Jerusaelm, Israel - Aug. 28, 2022 - At a private VIP screening at the Jerusalem Cinematheque, in Jerusalem, Israel, Mayor Moshe Lion, British Ambassador to Israel Neil Wigan, and Yad Vashem Chairman Dani Dayan spoke to an audience of family and friends of those involved with the making of the international BAFTA award-winning film Girl No. 60427.
For two decades, the Maaleh Film School in Jerusalem, Israel, has prepared students to produce unique, cutting-edge films. Their video efforts have built bridges across the Jewish world and fostered a deeper understanding and dialogue between religious and secular Jews.
Jewish organizations and educational institutions across the globe have discovered Maaleh as a priceless teaching resource. Thousands of Birthright students, Federation missions, and community members from North America, Europe, and Asia come to Maaleh each year to take part in specially designed programs.
Maaleh students are shaping the future of Israeli film and television, while engaged in a rigorous, four-year curriculum in directing and producing, or a two-year scriptwriting program. Graduates are producing films and teaching in Israeli high schools in locations throughout the country and have also created some of Israel’s most popular television programs, such as the series Srugim. Maaleh also uses film to enrich the lives of some of Israel’s marginalized populations, creating a first-of-its-kind VideoTherapy Program for at-risk youth, Ethiopian immigrants, terror victims, and adults with special needs.
Now Maaleh has added another accolade to its credit with the international student film competition-winning film - Girl No. 60427.
Set in Tel Aviv during summer vacation, young Reut finds and reads her grandmother's secret notebook from the Shoah. Her grandmother's story resonates in Reut's well-developed imagination,
In the film's brilliant combination of Live Action and Animation, Director Shulamit Lifshitz relates back to her childhood experiences with her grandmother. The Animation Director Oriel Berkovits did a marvelous job weaving the young girl's mental images as she reads about the horrors of the Holocaust into live-action portions of the story.

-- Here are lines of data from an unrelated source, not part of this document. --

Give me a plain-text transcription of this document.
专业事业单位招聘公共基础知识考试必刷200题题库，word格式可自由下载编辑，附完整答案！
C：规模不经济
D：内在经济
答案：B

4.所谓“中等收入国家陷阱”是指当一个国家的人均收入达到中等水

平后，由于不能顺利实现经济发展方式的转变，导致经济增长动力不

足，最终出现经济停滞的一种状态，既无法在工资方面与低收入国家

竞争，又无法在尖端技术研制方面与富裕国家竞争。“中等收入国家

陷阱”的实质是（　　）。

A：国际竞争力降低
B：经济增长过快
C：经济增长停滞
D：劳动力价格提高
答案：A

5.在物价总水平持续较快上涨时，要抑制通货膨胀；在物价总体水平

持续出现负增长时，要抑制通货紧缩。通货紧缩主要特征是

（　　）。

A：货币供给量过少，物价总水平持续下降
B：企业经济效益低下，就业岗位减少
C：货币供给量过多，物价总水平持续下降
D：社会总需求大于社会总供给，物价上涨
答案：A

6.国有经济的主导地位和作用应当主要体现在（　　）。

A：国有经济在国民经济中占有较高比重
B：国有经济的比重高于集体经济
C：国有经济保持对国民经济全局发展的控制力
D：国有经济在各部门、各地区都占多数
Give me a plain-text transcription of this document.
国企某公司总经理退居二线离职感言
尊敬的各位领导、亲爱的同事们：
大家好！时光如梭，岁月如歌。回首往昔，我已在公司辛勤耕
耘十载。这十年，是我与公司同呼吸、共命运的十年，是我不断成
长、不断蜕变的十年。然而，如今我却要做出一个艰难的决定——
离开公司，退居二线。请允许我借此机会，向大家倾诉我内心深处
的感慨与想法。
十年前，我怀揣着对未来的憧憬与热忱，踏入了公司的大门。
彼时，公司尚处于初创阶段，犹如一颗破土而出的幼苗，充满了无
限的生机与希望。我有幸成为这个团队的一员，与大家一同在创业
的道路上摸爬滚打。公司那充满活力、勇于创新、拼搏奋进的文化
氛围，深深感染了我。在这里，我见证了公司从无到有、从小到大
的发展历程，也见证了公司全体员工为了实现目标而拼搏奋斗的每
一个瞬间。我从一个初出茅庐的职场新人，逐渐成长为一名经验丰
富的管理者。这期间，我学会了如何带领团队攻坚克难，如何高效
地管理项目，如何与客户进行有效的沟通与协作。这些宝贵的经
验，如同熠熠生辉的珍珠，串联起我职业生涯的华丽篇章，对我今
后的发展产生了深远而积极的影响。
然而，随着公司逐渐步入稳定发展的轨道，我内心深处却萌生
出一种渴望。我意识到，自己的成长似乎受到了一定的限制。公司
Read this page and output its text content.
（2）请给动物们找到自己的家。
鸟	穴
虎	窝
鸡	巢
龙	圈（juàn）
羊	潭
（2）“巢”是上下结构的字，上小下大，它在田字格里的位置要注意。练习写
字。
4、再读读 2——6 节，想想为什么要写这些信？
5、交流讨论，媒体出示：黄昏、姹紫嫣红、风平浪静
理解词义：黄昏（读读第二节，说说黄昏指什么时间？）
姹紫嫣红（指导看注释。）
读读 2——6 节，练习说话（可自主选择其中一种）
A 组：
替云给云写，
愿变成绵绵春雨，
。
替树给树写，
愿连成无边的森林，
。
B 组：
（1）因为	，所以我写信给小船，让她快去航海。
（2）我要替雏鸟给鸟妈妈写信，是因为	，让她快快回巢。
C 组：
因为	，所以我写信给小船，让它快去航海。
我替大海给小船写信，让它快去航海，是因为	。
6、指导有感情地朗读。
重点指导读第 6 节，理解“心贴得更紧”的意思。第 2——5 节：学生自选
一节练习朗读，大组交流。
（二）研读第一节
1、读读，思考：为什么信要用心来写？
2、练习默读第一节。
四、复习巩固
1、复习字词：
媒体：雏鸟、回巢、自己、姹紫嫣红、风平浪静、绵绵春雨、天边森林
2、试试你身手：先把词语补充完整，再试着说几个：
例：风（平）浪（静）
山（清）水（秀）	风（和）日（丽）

Tehilla Lifshitz, at ten years of age, did a marvelous job in the role of young Reut. Juanita Aronson and Avraham Selektar played the roles of the grandparents.
Ambassador Wigan impressed the audience by beginning his remarks in Hebrew. After changing to English, he emphasized that as the number of survivors decreases each year, we need "new ways to tell the story."
Highly recommended when it becomes available, Girl No. 60427 has the potential to reach the "Third Generation" in a powerful way. After the screening, the translator who did the English subtitles confided to BJL, that over her many years of translating difficult reporting during the intifada and similar tragedies, for this she had to take breaks from time to time and come back to the translation, since the story flow so emotionally affected her.
The trailer to Girl No. 60427 is available online:
However, this powerful student film is to be entered into further festival competitions and is not yet available for commercial use.
Thank you, Neta Ariel Director of Maaleh Film School, Katie Green, Omri Levy, and Susan Levin for a memorable evening. Looking forward to more success stories from Girl No. 60427 and other Maaleh students and graduate films.